They are called The Pride of the Hills.
And on Tuesday, firefighters from Engine Company 304 and Ladder Company 151 in Forest Hills got a little something more to be proud of, courtesy of the city’s Landmarks Preservation Commission.
Their 1924 firehouse, located at 111-02 Queens Blvd. at the corner of 75th Avenue, was one of six buildings, including three FDNY firehouses, to receive designation as city landmarks this week.
Others include that shared by Engine Company 83 and Ladder Company 29 in the Bronx, completed in 1905; Engine Company/Squad 41, also in the Bronx and completed in 1903; the Martha Washington Hotel completed in 1903, on East 30th Street in Manhattan; the Hotel Mansfield, completed in 1902, on West 44th Street in Manhattan; and the Yorkville Bank on Third Avenue and 85th Street in Manhattan, built in 1905 and expanded in 1924.
“All these buildings illustrate how far New York City had come by the start of the 20th century, and signaled the promising direction in which it was headed,” Commission Chairman Robert Tierney said in a press release issued by the commission on Tuesday.

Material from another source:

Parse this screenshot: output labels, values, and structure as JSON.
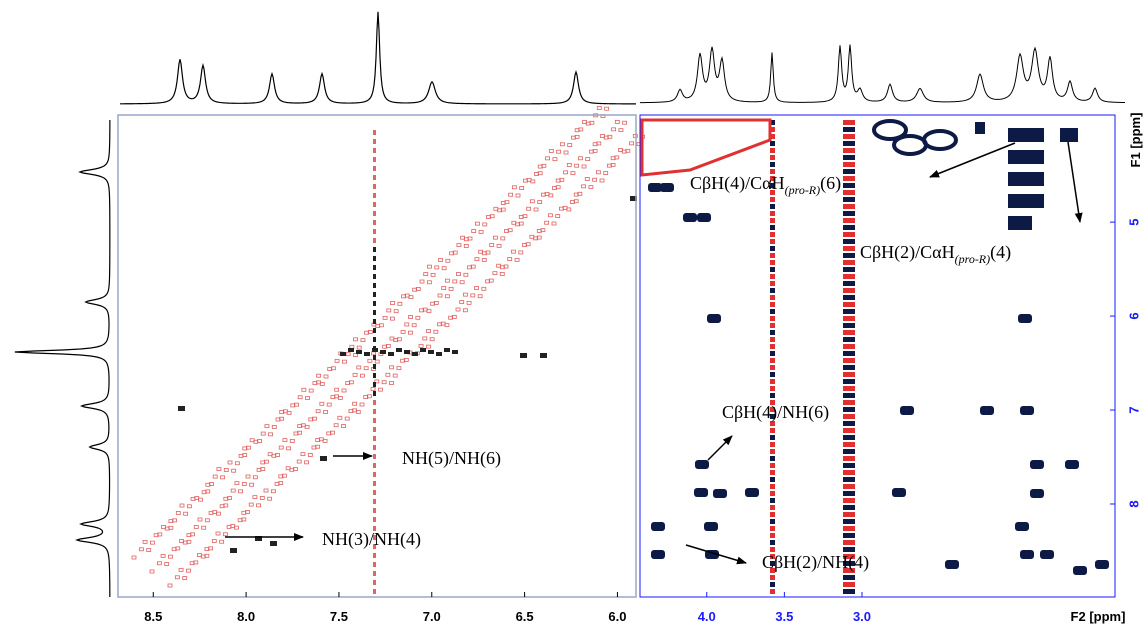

He specifically thanked Fire Commissioner Salvatore Cassano for the FDNY’s continued stewardship of its historic firehouses, “which are among New York City’s finest expressions of civic character.”
In a statement issued later in the afternoon, an FDNY spokesman said they were equally pleased.
“The department is thrilled that the Landmarks Preservation Commission has recognized the history of these firehouses and their importance in the community,” he said.
The Forest Hills firehouse is described in the commission’s report as a two-and-a-half story neo-medieval structure that at its time ‘represented a departure from its flat-roofed, rectangular-shaped contemporaries.”
It is an asymmetrical building of red brick, with steep gables on the roof and two towers, including a stair tower and a hose-drying tower.
“The design of this unusual firehouse is more suggestive of a church than a civic building,” Tierney said. “It stands out as much as it blends into one of the city’s most picturesque neighborhoods, and has barely changed in the 90 years it’s been standing.”
The effort to get landmark status for the Queens Boulevard firehouse met with wide approval from local historical and preservation groups.
Landmark status sometimes can be met with oppositon by building owners, as it gives the commission oversight and some regulatory authority over any effort to make changes to the outside of a structure.
But landmark status for the exterior apparently will not impinge upon the FDNY’s ability to fight fires and serve the public. Fire department officials told the Chronicle last month that they were excited to even have the building placed on the commission’s docket for consideration.
They have pledged full cooperation with landmark guidelines and to work to meet all requests and requirements.